The Ken Dodd Happiness Show (or ‘No, Ken Dodd’s Not Dead, And Neither Is His Dad’s Dog’)

“I thought he was dead”.

That’s the line most people gave me when they heard I was going along to see a Ken Dodd gig in Dunfermline last night; well that and the disgraceful “I’ve never heard of him” from some younger folks.

No folks, Ken Dodd is not dead; instead at the grand old age of 88 he’s still touring the country every weekend performing his epic gigs that have become the stuff of legend.

I’ve seen my fair share of stand-up shows over the years – including the great Billy Connolly – and they tend to last an hour, maybe two at max, but Dodd is well known for going on long into the night with reviewersken dodd suggesting you take a blanket and some breakfast just in case.

Surely though a show starting at 7pm would be out reasonably early?

Nope.

From the picture on the back of programme of Dodd holding up a clock reading five to midnight to his early jokes about how we’d soon find out what it’s like to be in a hostage situation, and that by time the show ends our loved ones would have reported us all missing, it was clear this might last a while.

Dodd finally wrapped up his show at 23:45, nearly five hours after first walking on the stage.

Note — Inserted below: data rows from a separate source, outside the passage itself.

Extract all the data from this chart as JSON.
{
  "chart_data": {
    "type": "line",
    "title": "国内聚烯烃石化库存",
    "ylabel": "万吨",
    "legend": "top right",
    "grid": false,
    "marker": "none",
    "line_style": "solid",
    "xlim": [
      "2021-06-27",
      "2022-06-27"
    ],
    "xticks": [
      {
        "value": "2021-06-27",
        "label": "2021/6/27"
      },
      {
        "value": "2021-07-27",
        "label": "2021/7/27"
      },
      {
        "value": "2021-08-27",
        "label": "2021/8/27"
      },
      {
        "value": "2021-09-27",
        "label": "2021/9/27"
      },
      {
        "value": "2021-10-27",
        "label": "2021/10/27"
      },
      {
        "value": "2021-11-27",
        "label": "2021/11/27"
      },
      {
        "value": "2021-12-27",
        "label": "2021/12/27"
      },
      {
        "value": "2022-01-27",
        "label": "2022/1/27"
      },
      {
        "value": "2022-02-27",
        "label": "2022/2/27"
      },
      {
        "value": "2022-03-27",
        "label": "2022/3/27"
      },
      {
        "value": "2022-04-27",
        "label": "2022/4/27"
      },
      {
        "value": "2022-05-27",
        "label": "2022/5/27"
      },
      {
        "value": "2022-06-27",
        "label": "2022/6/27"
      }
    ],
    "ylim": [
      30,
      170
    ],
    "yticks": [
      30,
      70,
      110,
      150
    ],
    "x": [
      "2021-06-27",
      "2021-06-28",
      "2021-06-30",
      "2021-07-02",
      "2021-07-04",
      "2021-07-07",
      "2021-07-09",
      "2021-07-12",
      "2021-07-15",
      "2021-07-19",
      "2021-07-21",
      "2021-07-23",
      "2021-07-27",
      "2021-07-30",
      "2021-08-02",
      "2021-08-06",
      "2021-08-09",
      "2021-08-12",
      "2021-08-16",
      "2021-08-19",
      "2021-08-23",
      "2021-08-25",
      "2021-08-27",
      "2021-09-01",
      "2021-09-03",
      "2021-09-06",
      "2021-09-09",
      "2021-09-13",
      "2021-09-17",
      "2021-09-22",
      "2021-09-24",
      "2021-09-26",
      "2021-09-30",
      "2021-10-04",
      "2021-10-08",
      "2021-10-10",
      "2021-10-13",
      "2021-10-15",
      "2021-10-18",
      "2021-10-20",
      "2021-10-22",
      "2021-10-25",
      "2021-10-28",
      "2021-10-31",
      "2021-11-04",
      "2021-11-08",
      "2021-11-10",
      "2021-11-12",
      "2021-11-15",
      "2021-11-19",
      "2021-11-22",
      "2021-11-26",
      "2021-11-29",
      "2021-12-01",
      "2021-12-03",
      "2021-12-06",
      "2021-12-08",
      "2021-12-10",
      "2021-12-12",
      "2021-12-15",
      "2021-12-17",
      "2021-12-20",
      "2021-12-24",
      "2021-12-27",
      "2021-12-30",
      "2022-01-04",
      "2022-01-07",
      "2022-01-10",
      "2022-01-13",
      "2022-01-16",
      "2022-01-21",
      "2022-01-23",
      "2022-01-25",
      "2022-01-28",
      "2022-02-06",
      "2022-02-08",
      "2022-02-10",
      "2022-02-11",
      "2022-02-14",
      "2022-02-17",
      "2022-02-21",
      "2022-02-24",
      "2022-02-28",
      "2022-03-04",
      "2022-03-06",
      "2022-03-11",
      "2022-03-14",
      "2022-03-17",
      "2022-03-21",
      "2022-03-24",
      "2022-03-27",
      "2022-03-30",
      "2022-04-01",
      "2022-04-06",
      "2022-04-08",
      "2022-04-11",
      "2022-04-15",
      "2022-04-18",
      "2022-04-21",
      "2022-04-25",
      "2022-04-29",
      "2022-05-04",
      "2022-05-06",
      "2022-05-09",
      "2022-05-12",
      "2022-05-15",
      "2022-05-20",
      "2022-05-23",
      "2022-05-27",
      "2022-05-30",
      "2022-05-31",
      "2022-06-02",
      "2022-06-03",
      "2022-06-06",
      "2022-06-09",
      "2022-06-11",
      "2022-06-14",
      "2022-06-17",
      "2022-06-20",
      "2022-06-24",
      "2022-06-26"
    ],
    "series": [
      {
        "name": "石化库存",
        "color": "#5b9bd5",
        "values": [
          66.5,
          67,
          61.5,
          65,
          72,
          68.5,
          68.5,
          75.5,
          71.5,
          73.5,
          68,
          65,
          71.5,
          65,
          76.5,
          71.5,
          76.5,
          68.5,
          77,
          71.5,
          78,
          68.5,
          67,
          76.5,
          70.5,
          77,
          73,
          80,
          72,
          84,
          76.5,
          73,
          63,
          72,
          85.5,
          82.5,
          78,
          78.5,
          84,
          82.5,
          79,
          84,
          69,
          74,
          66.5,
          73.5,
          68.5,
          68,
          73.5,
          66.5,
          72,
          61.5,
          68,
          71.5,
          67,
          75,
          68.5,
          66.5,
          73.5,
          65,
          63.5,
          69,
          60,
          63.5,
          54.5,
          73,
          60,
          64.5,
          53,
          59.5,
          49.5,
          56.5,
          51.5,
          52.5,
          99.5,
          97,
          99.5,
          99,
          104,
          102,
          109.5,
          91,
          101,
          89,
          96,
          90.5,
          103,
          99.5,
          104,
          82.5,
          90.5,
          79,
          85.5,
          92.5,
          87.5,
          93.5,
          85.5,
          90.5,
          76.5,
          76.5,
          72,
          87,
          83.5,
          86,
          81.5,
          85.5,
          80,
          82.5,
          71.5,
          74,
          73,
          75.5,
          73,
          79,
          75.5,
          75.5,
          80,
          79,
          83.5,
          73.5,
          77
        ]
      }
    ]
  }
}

Of  course, there was an intermission at around 10pm as well as a couple of breaks from the man himself as he gave up the stage for two musical variety acts to go through (thankfully) short sets, but all in all he was front and centre for well over three hours.

Unbelievable.

And what of his act?

Though it dipped a little bit after the intermission as the man from Knotty Ash went on a long, rambling anecdote about a man entering a monastery, it was mostly engaging and laugh-out-loud funny throughout, even though it was sometimes a little bit difficult to hear what he was saying thanks to a combination of old age and a chest infection. The highlight of the night was the last 45 minutes when he brought out his famous Diddy Man, Dicky Mint to a huge ovation before finishing with rousing renditions of two of his most famous songs, Absent Friends and Happiness.

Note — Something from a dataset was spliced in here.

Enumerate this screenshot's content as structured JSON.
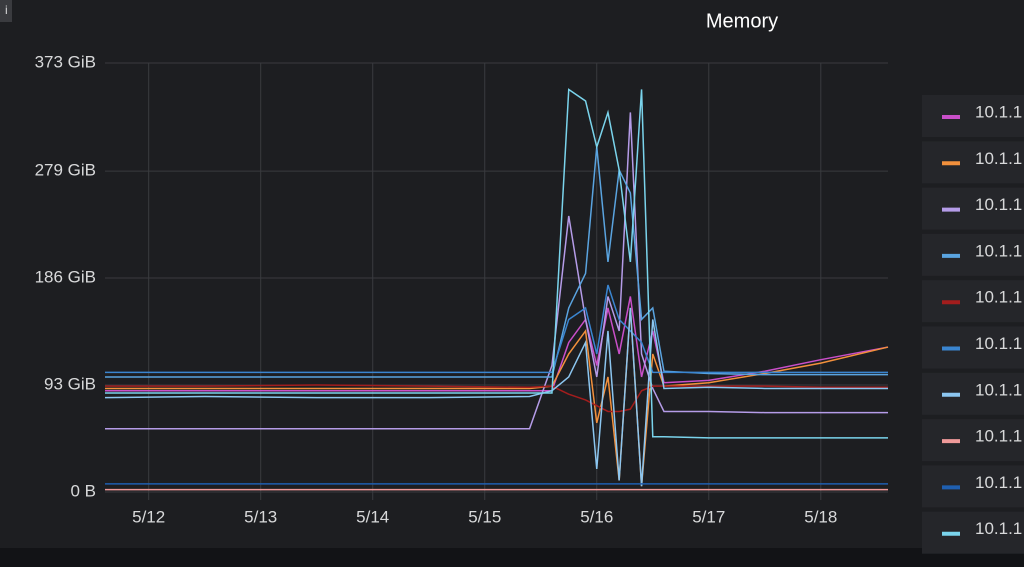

Now you might think that that is just standard Dodd, and if you look up either of his ‘Audience with…’ shows that are available on YouTube you’ll see him perform an almost identical last section of his act, but it doesn’t matter; Dodd’s delivery, enthusiasm and all-round mastery of his craft meant that it was still as brilliant as when you first saw it performed.

It was worth the price of admission, and then some.

For a guy of his age to stand out there and hit us with joke after joke and song after song for as long as he did is nothing short of incredible. Equally incredible was that I could attend anything for nearly five hours and not want to leave.

Ken Dodd is a national treasure – and legend – and while he no doubt has a few years left in him, it wouldn’t be unfair to suggest that he won’t continue to tour for too much longer.

So if you want to see him, do it. Sure, be prepared for a long night, but you won’t regret it.